La reunión con el Obispo fue muy bien. Le gustó el planteamiento y aceptó tanto dar luz al hospital desde la misión, como encargarse desde la diócesis de la importación de los materiales necesarios para la ejecución del proyecto. Respecto al segundo objetivo, fue incluso mejor de lo que esperaba. Mi visita coincidió con una reunión que había planificado la Misión con las madres representantes de las 135 comunidades a las que da servicio y me permitieron acudir. de las 135 comunidades sólo había representantes de 33, pero teniendo en cuenta que muchas comunidades están muy alejadas de la Misión (las más lejanas a unos 55 KM) y que tienen que llegar caminando por caminos de difícil acceso, 33 madres no estaba tan mal. 

La reunión con las madres fue más positiva de lo que inicialmente había pensado. Me comentaron sus principales problemas y, la verdad, son problemas que se ven a simple vista.

El principal problema que tiene es el acceso al agua. Mozambique tiene un clima tropical, con cinco meses de temporada de lluvias (de diciembre a abril) y siete meses de sequía (de mayo a noviembre) y la falta de inversión pública e infraestructuras provoca que el agua de la lluvia no se conserve y se pierda. La población obtiene el agua de donde pueden. Si tienen suerte, acuden a las fuentes, muchas de ellas muy alejadas de las comunidades y no siempre funcionan (no hay mantenimiento y si algo se estropea, sencillamente se abandona). Las comunidades que no disponen de una fuente cerca, obtienen el agua de donde puedes (de los ríos, las charcas, construyen pozos de forma artesanal sin realmente saber si debajo hay agua, etc.). 

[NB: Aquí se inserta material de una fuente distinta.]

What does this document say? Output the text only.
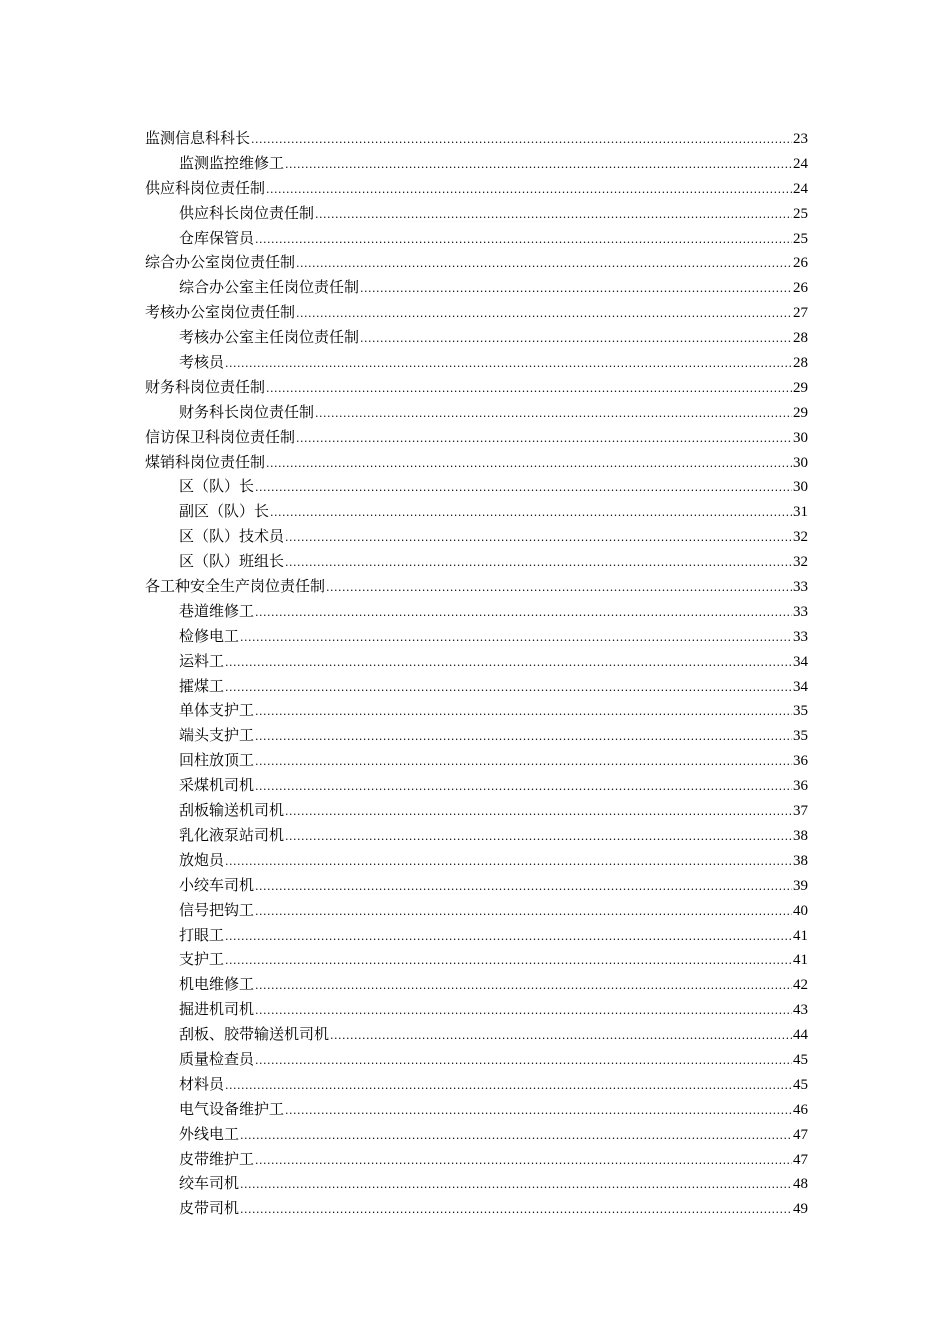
监测信息科科长 .....	23
监测监控维修工 .....	24
供应科岗位责任制 .....	24
供应科长岗位责任制 .....	25
仓库保管员 .....	25
综合办公室岗位责任制 .....	26
综合办公室主任岗位责任制 .....	26
考核办公室岗位责任制 .....	27
考核办公室主任岗位责任制 .....	28
考核员 .....	28
财务科岗位责任制 .....	29
财务科长岗位责任制 .....	29
信访保卫科岗位责任制 .....	30
煤销科岗位责任制 .....	30
区（队）长 .....	30
副区（队）长 .....	31
区（队）技术员 .....	32
区（队）班组长 .....	32
各工种安全生产岗位责任制 .....	33
巷道维修工 .....	33
检修电工 .....	33
运料工 .....	34
攉煤工 .....	34
单体支护工 .....	35
端头支护工 .....	35
回柱放顶工 .....	36
采煤机司机 .....	36
刮板输送机司机 .....	37
乳化液泵站司机 .....	38
放炮员 .....	38
小绞车司机 .....	39
信号把钩工 .....	40
打眼工 .....	41
支护工 .....	41
机电维修工 .....	42
掘进机司机 .....	43
刮板、胶带输送机司机 .....	44
质量检查员 .....	45
材料员 .....	45
电气设备维护工 .....	46
外线电工 .....	47
皮带维护工 .....	47
绞车司机 .....	48
皮带司机 .....	49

El segundo problema que me contaron fue el del acceso a las escuelas. No me hablaron de la calidad de la enseñanza (posiblemente porque no tienen con qué comparar), tampoco de la deficiencia de las instalaciones, su pronlema era la distancia. Muchas comunidades se encuentran muy alejadas de las escuelas. Los niños se tiene que levantar de noche y caminar muchos kilómetros por caminos de difícil acceso sin más iluminación que la luna. La parte positiva (y desde mi punto de vista un gran avance) es que el hecho de mencionarme este problema en segunda posición después del agua, es que las madres ya ven la educación como algo necesario para el desarrollo de sus hijos.

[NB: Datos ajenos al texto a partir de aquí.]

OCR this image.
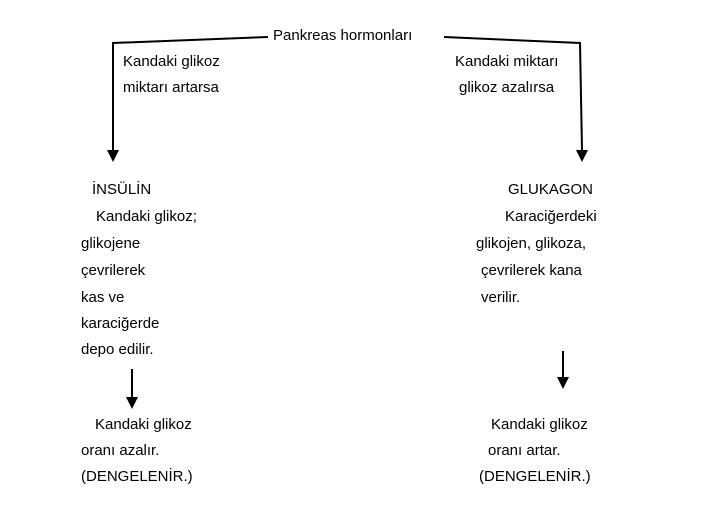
Pankreas hormonları
Kandaki glikoz
miktarı artarsa
Kandaki miktarı
glikoz azalırsa
İNSÜLİN
Kandaki glikoz;
glikojene
çevrilerek
kas ve
karaciğerde
depo edilir.
GLUKAGON
Karaciğerdeki
glikojen, glikoza,
çevrilerek kana
verilir.
Kandaki glikoz
oranı azalır.
(DENGELENİR.)
Kandaki glikoz
oranı artar.
(DENGELENİR.)
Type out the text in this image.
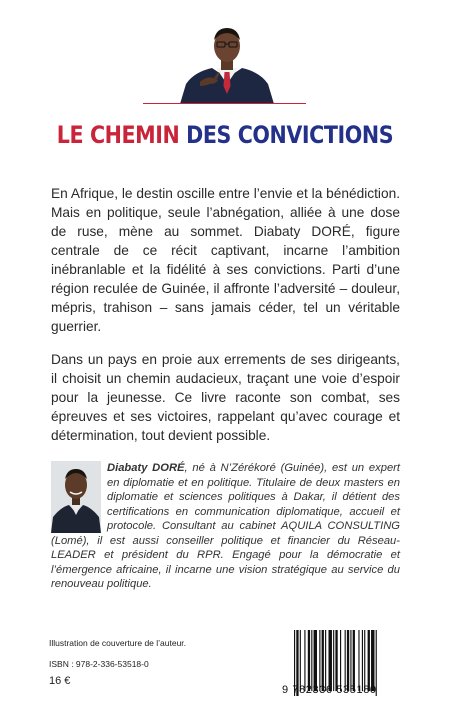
LE CHEMIN DES CONVICTIONS

En Afrique, le destin oscille entre l’envie et la bénédiction. Mais en politique, seule l’abnégation, alliée à une dose de ruse, mène au sommet. Diabaty DORÉ, figure centrale de ce récit captivant, incarne l’ambition inébranlable et la fidélité à ses convictions. Parti d’une région reculée de Guinée, il affronte l’adversité – douleur, mépris, trahison – sans jamais céder, tel un véritable guerrier.

Dans un pays en proie aux errements de ses dirigeants, il choisit un chemin audacieux, traçant une voie d’espoir pour la jeunesse. Ce livre raconte son combat, ses épreuves et ses victoires, rappelant qu’avec courage et détermination, tout devient possible.

Diabaty DORÉ, né à N’Zérékoré (Guinée), est un expert en diplomatie et en politique. Titulaire de deux masters en diplomatie et sciences politiques à Dakar, il détient des certifications en communication diplomatique, accueil et protocole. Consultant au cabinet AQUILA CONSULTING (Lomé), il est aussi conseiller politique et financier du Réseau-LEADER et président du RPR. Engagé pour la démocratie et l’émergence africaine, il incarne une vision stratégique au service du renouveau politique.
Illustration de couverture de l’auteur.
ISBN : 978-2-336-53518-0
16 €
9 782336 535180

El tercer problema que tienen es el acceso a los centros de salud. Con la sanidad sucede lo mismo que con la educación. Muchos de los centros de salud de las zonas rurales no disponen ni de agua ni de electricidad. Tampoco hay especialistas ni medicinas y las instalaciones son más que deficientes, pero como la población no puede comparar, para ellos el problema es que muchas comunidades están muy alejadas de los centros de salud, la población tiene que caminar muchos kilómetros para poder llegar y es habitual que, dependiendo la gravedad, se queden por el camino. Con este tema lo que pedían es si al menos se podían crear puestos de socorro para las urgencias más próximos a las comunidades. Yo he tenido la oportunidad de visitar puestos de socorro en algún que otro centro de salud y, la verdad, allí no hay mucha diferencia (en medios y personal) con lo que sería una simple consulta, pero ellos eso no lo saben.

El cuatro peroblema que levantaron fue la falta de acceso a la energía. Tan sólo las comunidades situadas en localidades grandes, al borde de la carretera principal (por donde trancurre el tendido eléctrico) tiene la posibilidad de disponer de acceso a la energía. La mayoría de las comunidades están en el interior, y allí no disponen de electricida. Las familias más «pudientes» disponen de pequeños paneles solares que les permite disponer de algo de electricidad mientras hay sol.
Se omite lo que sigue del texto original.